内部では壁と天井の境目が消えるようにフレスコ画と装飾が連続する。ストゥッコは、金網を貼った上へ化粧漆喰を何度も塗り重ねる技法で、平面と立体を滑らかにつなぎ、明るく躍動する室内をつくる。
歴史
1738年、木彫りのキリスト像が涙を流したとされる「ヴィースの奇跡」が起こり、像を納める礼拝堂が建てられた。増え続ける巡礼者を迎えるため、1745年に建築家・ストゥッコ装飾師のドミニクス・ツィンマーマンが、この礼拝堂をもとに現在の教会への改築を始めた。

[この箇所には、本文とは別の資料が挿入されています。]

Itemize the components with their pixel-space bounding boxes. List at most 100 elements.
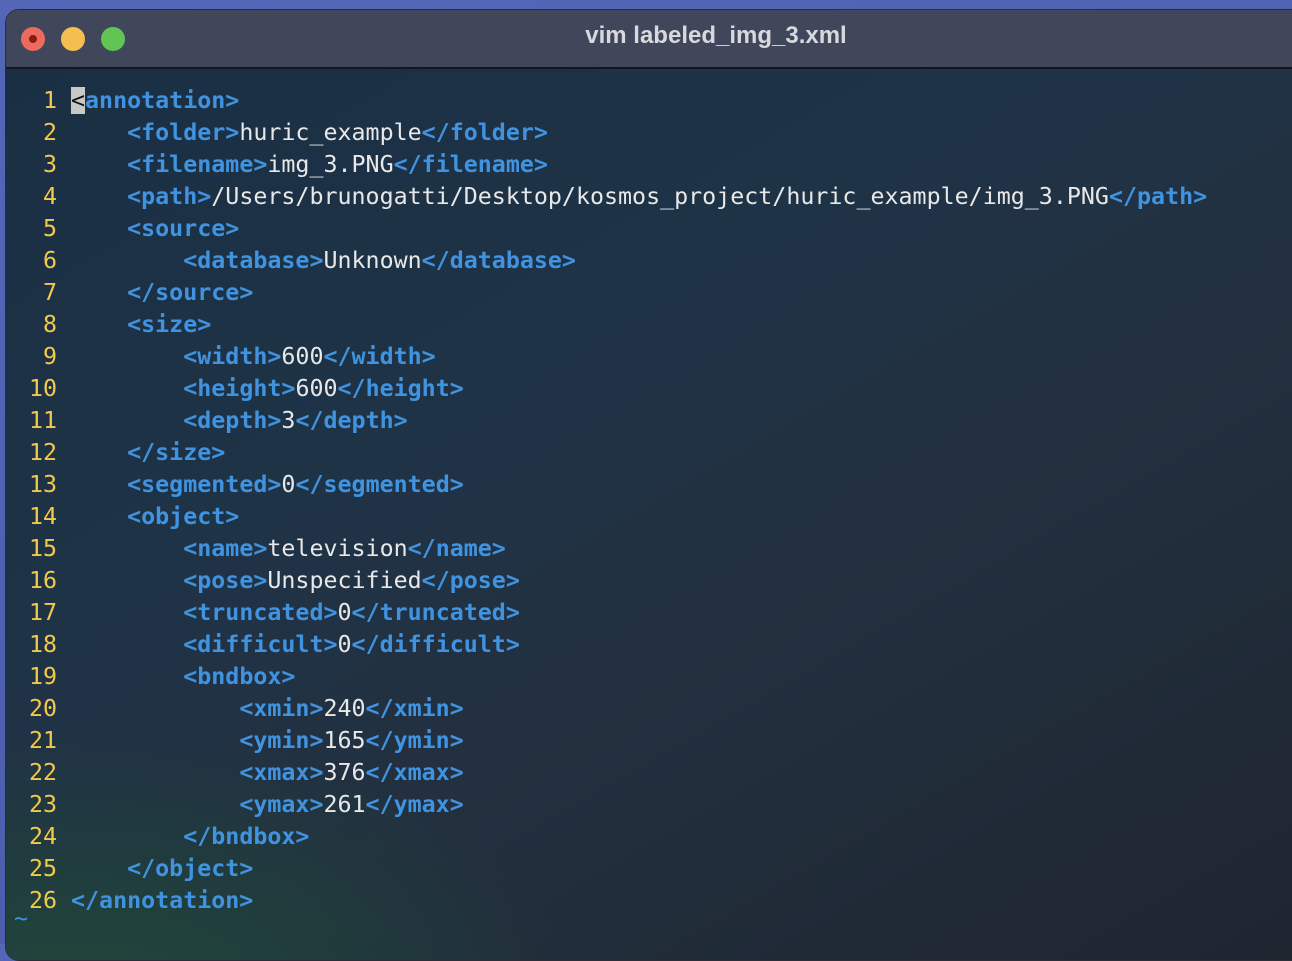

建築の主要工事は1745~1754年に進められ、1757年に完成した。ドミニクスの兄で画家のツィンマーマンがフレスコ画を担当し、兄弟の協働によって壁、天井、絵画、ストゥッコが溶け合う空間が生まれた。バロックの延長上で発達したロココ様式の軽快さと優美さを代表する。
1983年、創造的才能を示す傑作であり、巡礼文化とロココ建築を伝える証拠として、登録基準(i)(iii)で世界遺産に登録された。2011年には登録範囲が変更された。